Marketten gelen ebeveynlerin poşetinde abur cubur arayıp sadece temizlik malzemeleri gören çocuk gibiyim, öyle bir efkâr var. Devam etsin o vakit ortaya karışıklar…
-İnsanları delirtip delirtip 'Ben senin böyle biri olduğunu bilmiyordum' diyorsunuz. Yauuvv siz delirtmeden önce biz böyle biri değildik ki zaten.
-Şimdi sorsanız, matematiği zayıftır ama menfaatlerini hatasız hesaplar!
-Otobüse topluca binen teyzelerdeki kadrolaşma kimsede yok millî takımda bile; ‘Aysel sen şuraya otur.’ ‘Nermin sen çocuğu kucağına al.’ ‘Pakize sen de buraya otur.’

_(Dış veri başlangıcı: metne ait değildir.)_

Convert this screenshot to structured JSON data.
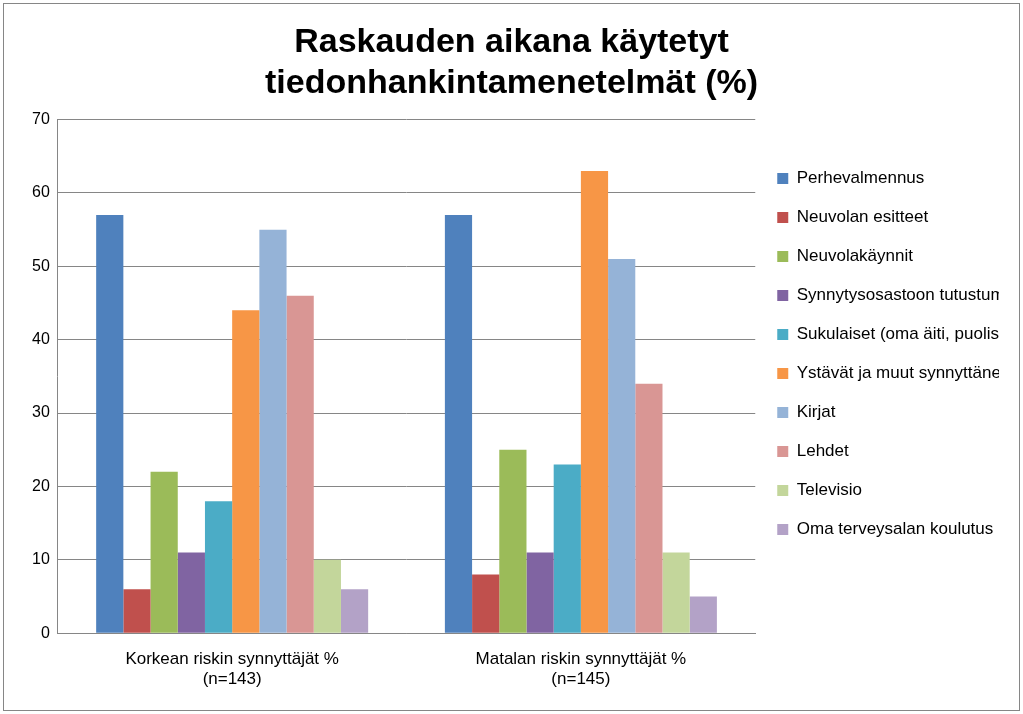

-Hayat felsefem; pudingi çay kaşığıyla yiyeyim de geç bitsin.
-Tuvalet kâğıdına kalp işareti koyan firmanın, alnından öpüyorum. “Aşk”ın ne olduğunu dümdüz anlatmışlar!..
-Küstüklerimden pişman değilim, aklım hâlâ ayıp olmasın diye konuştuklarımda!
-Şapşal kelimesini çok seviyorum. Çok şirin. Herkese şapşal diyorum, mesela dün dedeme 'dişlerin nerede şapşal' dedim. “Uslan artık zirzop!” dedi. Zirzop da güzel bak…
-Kapımızı çalanlara kapıyı açtık, sonra onlar içerde biz dışarda kaldık…
-Bir kadının fikrini değiştirmek istiyorsan, onunla hemfikir ol!
-Diplomat, bir kadının doğum gününü her zaman hatırlayan, ancak yaşını asla hatırlamayan bir adamdır.
-Telefonu %1'deyken şarja takınca kendimi final maçında son dakikada gol atarak takımına galibiyeti getirmiş futbolcu gibi hissedenler el kaldırsın.
-İlk ders beden eğitimi ise okula eşofmanla giden, son ders beden eğitimi ise eve eşofmanla dönen bir millet olarak olimpiyatlar bizim hakkımızdı!
-Sosyal medyada 13 yaşındaki kız 'hayatımı kararttın' diye durum atmış. Babası odasının ışığını söndürdü zaar!..
-Bence 2 diyetisyene birden gitmek lazım. Bir tanesinin verdiği yemekle karın doymuyor…
-Cips paketinin ağzına kadar dolu olduğu bir dünya istiyorum!
-Depresyon kadında şöyle ilerler; Bunalım... Bunaalım... Bunu alım... Bunu alayım... Bunu da alayım... Bunu al bunu... Al bunu da... Bunu da Bunu da...
Ninem diyor ki; Çoban güttüğü koyunun huyunu bilir.